Diet is one of the things children tend to pick up from their parents.  Not just from watching them eat and sharing mealtimes but listening to the reasons parents eat what they eat.  In the case of vegetarian parents, it’s often not as simple as just excluding meat from the plate. There’s usually a reason behind it. 

In my case, the primary reason I stopped eating meat many, many years ago is that I didn’t like killing animals.  I’ve killed animals before, I know what it feels like and I choose to never do it again.  That’s something I’ve always talked openly about with my children.  We avoid killing things when we can (there have likely been accidental treading on ants, etc).  The kids are happy with that and we’ve all been living in a little bubble of peace, never having the need to kill anything.

That is, until March this year when, for the first time in 20 years, I deliberately killed an animal. Not just one, actually.  By my estimation it was approximately 100.

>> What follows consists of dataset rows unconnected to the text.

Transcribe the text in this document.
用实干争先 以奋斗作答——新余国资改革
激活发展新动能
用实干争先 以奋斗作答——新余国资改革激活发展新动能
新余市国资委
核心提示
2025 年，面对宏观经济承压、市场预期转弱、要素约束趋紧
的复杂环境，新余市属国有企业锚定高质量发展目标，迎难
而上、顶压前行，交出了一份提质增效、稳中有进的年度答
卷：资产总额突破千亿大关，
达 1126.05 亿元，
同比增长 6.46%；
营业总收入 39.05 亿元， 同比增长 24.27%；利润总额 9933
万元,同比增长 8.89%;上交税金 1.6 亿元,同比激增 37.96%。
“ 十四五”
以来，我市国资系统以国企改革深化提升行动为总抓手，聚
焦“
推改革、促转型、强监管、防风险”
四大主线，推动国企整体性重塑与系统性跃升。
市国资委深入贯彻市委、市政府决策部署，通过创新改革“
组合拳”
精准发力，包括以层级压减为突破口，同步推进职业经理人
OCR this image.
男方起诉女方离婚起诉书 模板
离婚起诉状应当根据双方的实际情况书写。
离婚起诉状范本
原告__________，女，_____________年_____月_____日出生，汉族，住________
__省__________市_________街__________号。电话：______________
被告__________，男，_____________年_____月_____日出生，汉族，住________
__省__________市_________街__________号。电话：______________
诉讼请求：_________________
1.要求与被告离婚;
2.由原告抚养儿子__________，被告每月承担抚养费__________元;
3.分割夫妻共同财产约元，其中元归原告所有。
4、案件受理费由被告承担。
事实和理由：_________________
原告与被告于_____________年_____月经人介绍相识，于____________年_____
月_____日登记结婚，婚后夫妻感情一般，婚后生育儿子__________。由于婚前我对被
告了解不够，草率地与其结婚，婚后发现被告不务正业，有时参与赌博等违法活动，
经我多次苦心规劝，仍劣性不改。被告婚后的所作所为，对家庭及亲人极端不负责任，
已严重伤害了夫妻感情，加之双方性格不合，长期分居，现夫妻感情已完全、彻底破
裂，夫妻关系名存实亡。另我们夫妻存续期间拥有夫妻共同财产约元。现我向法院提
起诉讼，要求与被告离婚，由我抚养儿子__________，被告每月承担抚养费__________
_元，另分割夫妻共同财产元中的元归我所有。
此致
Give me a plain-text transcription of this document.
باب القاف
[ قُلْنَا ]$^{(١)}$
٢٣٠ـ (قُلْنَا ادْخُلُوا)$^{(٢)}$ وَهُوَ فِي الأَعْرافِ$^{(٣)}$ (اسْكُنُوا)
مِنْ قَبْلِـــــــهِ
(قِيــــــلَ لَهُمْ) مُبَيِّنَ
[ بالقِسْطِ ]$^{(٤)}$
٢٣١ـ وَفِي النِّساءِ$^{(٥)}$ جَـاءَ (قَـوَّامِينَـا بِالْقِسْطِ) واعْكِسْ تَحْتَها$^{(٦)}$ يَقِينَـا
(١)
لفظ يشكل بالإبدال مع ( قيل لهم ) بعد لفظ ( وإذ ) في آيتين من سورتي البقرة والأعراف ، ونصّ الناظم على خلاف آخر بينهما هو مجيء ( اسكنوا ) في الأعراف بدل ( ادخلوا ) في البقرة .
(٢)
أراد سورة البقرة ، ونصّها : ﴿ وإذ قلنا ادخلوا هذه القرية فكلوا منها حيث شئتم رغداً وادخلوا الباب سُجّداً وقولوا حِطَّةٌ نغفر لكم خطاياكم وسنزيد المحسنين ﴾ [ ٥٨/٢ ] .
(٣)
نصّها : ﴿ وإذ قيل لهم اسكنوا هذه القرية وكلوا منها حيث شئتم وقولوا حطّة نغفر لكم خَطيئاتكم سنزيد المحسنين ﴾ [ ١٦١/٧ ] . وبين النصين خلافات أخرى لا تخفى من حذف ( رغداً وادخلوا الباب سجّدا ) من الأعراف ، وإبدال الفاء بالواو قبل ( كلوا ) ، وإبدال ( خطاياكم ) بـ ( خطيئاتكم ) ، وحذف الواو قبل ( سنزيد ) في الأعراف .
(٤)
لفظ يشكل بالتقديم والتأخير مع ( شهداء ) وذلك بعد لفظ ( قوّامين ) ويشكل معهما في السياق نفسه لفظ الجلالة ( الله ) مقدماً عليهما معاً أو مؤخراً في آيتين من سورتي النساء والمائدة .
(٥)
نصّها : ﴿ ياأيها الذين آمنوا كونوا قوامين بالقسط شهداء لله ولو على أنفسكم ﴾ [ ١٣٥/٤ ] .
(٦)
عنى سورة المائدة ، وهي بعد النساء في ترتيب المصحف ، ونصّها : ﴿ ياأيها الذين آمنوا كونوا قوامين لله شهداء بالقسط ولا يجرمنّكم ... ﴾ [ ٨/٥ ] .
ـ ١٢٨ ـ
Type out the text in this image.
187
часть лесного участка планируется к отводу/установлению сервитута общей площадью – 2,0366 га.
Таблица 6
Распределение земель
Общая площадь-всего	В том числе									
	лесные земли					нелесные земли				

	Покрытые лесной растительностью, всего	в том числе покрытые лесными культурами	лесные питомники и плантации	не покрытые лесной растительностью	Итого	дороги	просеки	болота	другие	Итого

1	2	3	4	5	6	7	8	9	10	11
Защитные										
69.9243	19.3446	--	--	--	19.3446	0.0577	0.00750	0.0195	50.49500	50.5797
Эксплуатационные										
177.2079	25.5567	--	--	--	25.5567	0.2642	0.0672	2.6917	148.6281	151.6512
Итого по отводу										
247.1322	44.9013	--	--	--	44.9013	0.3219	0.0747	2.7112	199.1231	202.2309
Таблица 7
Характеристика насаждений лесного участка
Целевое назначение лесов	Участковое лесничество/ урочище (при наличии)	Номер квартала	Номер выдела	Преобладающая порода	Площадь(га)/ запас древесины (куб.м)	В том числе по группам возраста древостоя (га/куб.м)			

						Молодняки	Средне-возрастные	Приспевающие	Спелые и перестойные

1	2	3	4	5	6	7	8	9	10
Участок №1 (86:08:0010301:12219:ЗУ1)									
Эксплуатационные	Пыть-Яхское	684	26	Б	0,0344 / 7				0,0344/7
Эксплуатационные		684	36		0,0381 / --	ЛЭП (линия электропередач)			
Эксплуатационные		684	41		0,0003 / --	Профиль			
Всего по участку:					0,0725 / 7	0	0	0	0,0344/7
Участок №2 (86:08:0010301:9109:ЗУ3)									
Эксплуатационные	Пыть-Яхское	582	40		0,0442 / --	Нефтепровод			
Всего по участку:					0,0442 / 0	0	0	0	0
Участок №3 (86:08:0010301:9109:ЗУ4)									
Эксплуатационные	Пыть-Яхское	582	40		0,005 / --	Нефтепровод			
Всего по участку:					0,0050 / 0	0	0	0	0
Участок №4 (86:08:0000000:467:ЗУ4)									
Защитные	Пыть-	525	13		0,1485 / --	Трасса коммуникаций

A family of paper wasps had built a nest on our fence.  We saw them buzzing around but they didn’t come close to us and it would have been easy to leave them alone and let them live their lives.  However, environmentally speaking, it would have been irresponsible.  Paper wasps, accidentally introduced from Asia and Australia in the 1970s, feed on live prey and are detrimental to New Zealand’s native insects and honeybees.

There’s no doubt New Zealand’s native insects, birds and plant life need to be protected from invasive species.  The country is putting a lot of manpower and money into biocontrol programmes.  I’d been criticised in the past for catching and releasing mice rather than killing them, in line with my no-kill policy.  Now that I have children, I’ve been forced to think about the future, beyond my own lifespan.  I’ve had to confront my own philosophical ideals and check that they’re still inline with what I believe is important.  I’ve discovered it’s possible, and perfectly OK, to change what you think is important.  That’s progress.

Thus, I sat the children down and discussed the situation with the wasps.  We all agreed killing them was the right thing to do.  We went to the supermarket together, purchased a can of Fly Spray (it was hard to choose one – we’d never needed to buy one before), came home and I killed the entire nest of wasps. I took no joy in the process, neither did the kids.  It was simply something that had to be done in order to help something bigger than ourselves.  We did it for our country.

We still don’t kill for food.  I have no intention of changing that and I can’t see any reason I would ever need to.  The kids, so far, think along the same lines.  Who knows what the future holds but for now we’re happy with the decisions we’re making.

We won’t get it right every time.  We can only try to do the right thing.